La loi relative à l ‘IVG est encore un combat 50 ans après avoir été adoptée et, si rien n’est jamais acquis, l’inscription dans la constitution constituerait une protection plus importante.
- la proposition d’inscription dans la Constitution est issue d’un combat législatif initié en 2017 par des sénateurs PCF, visant à protéger un droit attaqué de toute part dans le monde et en France.
- A l’Assemblée : examen d’un premier texte, proposition transpartisane de la gauche, pour que le droit à l’avortement soit inscrit dans la constitution. Le texte passe largement fin 2022, avec les voix macronistes et même des voix RN.

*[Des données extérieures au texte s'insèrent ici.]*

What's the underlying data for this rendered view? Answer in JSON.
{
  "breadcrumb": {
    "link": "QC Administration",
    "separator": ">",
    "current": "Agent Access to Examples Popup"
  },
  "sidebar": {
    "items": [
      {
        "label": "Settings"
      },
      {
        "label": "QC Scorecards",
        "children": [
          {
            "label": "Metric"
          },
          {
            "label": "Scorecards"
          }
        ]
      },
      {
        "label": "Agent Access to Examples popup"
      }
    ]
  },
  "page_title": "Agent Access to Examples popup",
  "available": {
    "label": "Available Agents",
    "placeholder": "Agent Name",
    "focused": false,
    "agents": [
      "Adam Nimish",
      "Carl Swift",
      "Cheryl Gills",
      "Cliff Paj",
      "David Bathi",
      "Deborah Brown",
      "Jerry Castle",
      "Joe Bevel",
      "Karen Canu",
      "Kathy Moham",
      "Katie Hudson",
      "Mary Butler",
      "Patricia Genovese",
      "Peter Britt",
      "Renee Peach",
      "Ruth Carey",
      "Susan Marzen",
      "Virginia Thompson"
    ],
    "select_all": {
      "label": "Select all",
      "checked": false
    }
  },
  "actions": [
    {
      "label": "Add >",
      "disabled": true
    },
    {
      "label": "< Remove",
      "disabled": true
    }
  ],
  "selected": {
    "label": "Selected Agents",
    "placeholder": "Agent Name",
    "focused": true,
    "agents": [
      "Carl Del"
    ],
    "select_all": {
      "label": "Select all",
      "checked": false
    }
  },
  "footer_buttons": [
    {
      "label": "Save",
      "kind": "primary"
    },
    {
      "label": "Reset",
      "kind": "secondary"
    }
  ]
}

- Au Sénat : le résultat est plus serré et la 1ère version est réécrite par la droite. Il n’est plus question de Droit mais de « Liberté » d’avoir recours à l’IVG, ce qui n’offre pas un droit fondamental opposable.
- Un projet de loi est déposé par le gouvernement qui propose le compromis suivant: «Liberté garantie d’avoir recours à l’IVG ».

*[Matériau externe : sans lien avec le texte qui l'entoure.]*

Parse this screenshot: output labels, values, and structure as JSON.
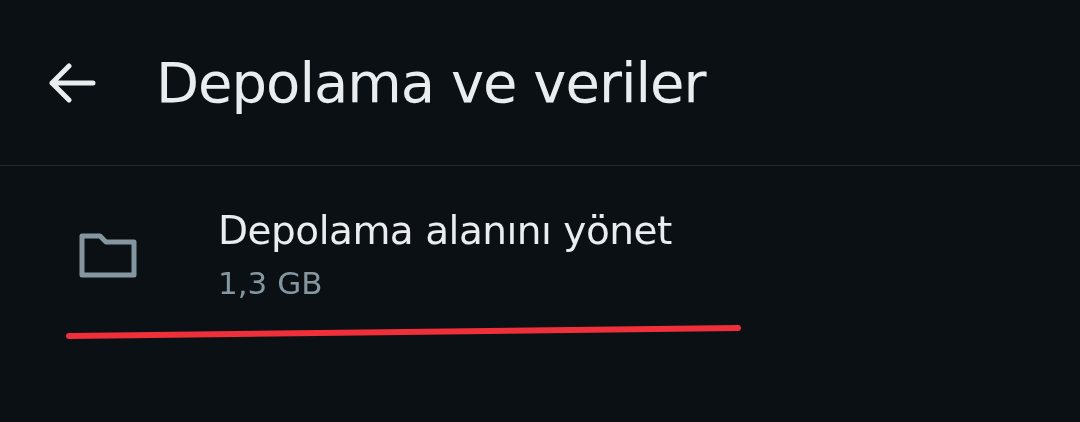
{
  "header": {
    "title": "Depolama ve veriler"
  },
  "items": [
    {
      "title": "Depolama alanını yönet",
      "subtitle": "1,3 GB"
    }
  ]
}
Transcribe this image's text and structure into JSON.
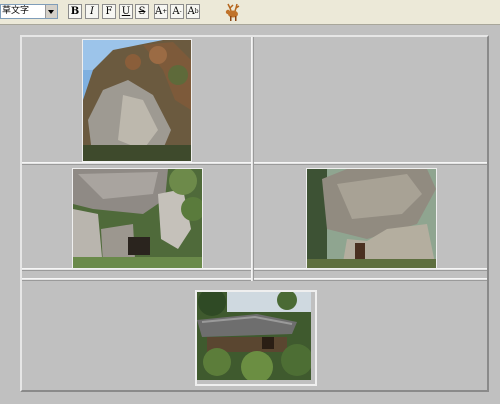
{
  "toolbar": {
    "font_value": "草文字",
    "buttons": [
      {
        "label": "B"
      },
      {
        "label": "I"
      },
      {
        "label": "F"
      },
      {
        "label": "U"
      },
      {
        "label": "S"
      },
      {
        "label": "A",
        "sup": "+"
      },
      {
        "label": "A",
        "sup": "-"
      },
      {
        "label": "A",
        "sup": "b"
      }
    ],
    "mascot_icon": "reindeer-icon"
  },
  "images": [
    {
      "name": "cliff-rock-photo",
      "icon": "photo"
    },
    {
      "name": "cave-rock-photo",
      "icon": "photo"
    },
    {
      "name": "overhang-rock-photo",
      "icon": "photo"
    },
    {
      "name": "shrine-house-photo",
      "icon": "photo"
    }
  ],
  "colors": {
    "toolbar_bg": "#ece9d8",
    "editor_bg": "#c0c0c0",
    "grid_line": "#e4e4e4"
  }
}
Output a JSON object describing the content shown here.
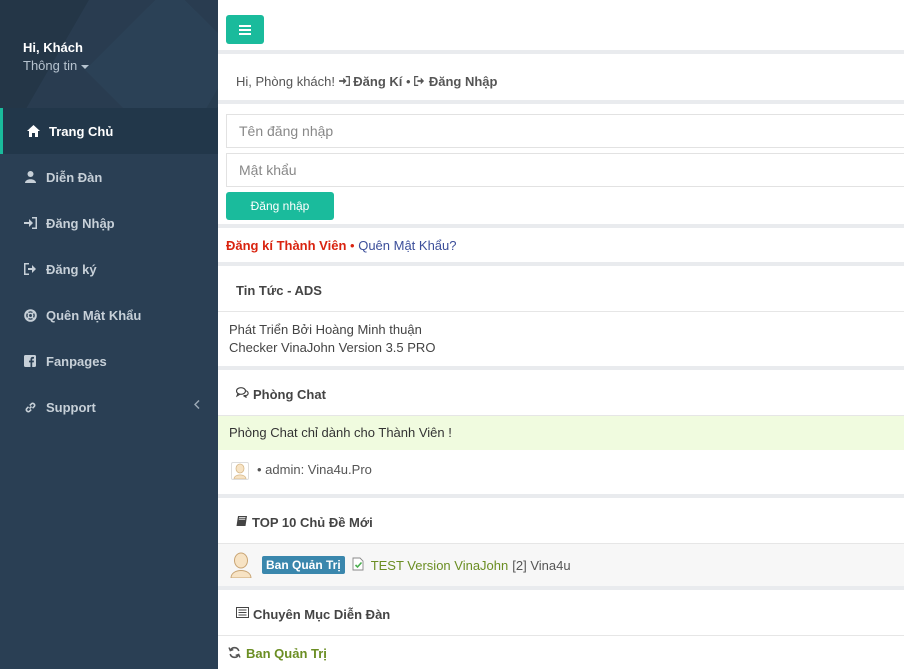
{
  "sidebar": {
    "greeting": "Hi, Khách",
    "info_label": "Thông tin",
    "items": [
      {
        "label": "Trang Chủ",
        "icon": "home-icon"
      },
      {
        "label": "Diễn Đàn",
        "icon": "user-icon"
      },
      {
        "label": "Đăng Nhập",
        "icon": "sign-in-icon"
      },
      {
        "label": "Đăng ký",
        "icon": "sign-out-icon"
      },
      {
        "label": "Quên Mật Khẩu",
        "icon": "life-ring-icon"
      },
      {
        "label": "Fanpages",
        "icon": "facebook-icon"
      },
      {
        "label": "Support",
        "icon": "link-icon"
      }
    ]
  },
  "welcome": {
    "prefix": "Hi, Phòng khách!",
    "register": "Đăng Kí",
    "separator": "•",
    "login": "Đăng Nhập"
  },
  "login_form": {
    "username_placeholder": "Tên đăng nhập",
    "password_placeholder": "Mật khẩu",
    "submit_label": "Đăng nhập"
  },
  "register_line": {
    "register_link": "Đăng kí Thành Viên",
    "separator": "•",
    "forgot_link": "Quên Mật Khẩu?"
  },
  "news": {
    "title": "Tin Tức - ADS",
    "lines": [
      "Phát Triển Bởi Hoàng Minh thuận",
      "Checker VinaJohn Version 3.5 PRO"
    ]
  },
  "chat": {
    "title": "Phòng Chat",
    "notice": "Phòng Chat chỉ dành cho Thành Viên !",
    "message": "• admin: Vina4u.Pro"
  },
  "top10": {
    "title": "TOP 10 Chủ Đề Mới",
    "topics": [
      {
        "badge": "Ban Quản Trị",
        "title": "TEST Version VinaJohn",
        "meta": "[2] Vina4u"
      }
    ]
  },
  "categories": {
    "title": "Chuyên Mục Diễn Đàn",
    "items": [
      {
        "label": "Ban Quản Trị"
      }
    ]
  },
  "colors": {
    "sidebar_bg": "#2a3f54",
    "accent": "#1abb9c",
    "register_red": "#d9230f",
    "chat_notice_bg": "#f0fbdf",
    "badge_blue": "#3a87ad",
    "topic_green": "#6b8e23"
  }
}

- L’Assemblée a voté le 30 janvier, le Sénat votera fin février.
- Macron propose que si les conditions sont réunies, le Congrès (obligatoire pour l’inscription dans la Constitution) serait convoqué début mars 2024. il est nécessaire que trois cinquièmes des parlementaires réunis votent un texte commun à l’Assemblée et au Sénat.
- Mais depuis, le passage au Sénat n’est pas la formalité que Macron pensait. Le président du Sénat a lâché une « grenade » politique. En effet, Larcher vient d’affirmer que l’IVG ne serait pas menacée en France et assène que l’avortement n’étant pour lui qu’un droit social et sociétal, il n’a pas à être inscrit dans la Constitution. Cela nous confirme que pour la droite, l’IVG n’est pas un droit fondamental. Au-delà de ce coup politique, c’est la position personnelle de Larcher qui est exprimée. Il est déjà intervenu dans ce sens. Le mot liberté « garantie » est déjà trop pour la droite du Sénat.
Un parlementaire LR juge que le texte nuit à l’équilibre de la Loi VEIL, « en faisant primer la liberté de la femme sur la protection de la vie à naître » et que « la clause de conscience des soignants pourrait être remise en cause ». La gauche soutient ce projet malgré le fait qu’il ne reprend pas les termes qu’elle défend, et même si le texte est imparfait, car elle estime qu’il s’agit d’un signal important pour les femmes qui luttent à travers le monde, en faisant de ce droit un droit fondamental. Le débat parlementaire est serré, mais la formulation est acceptée en commission.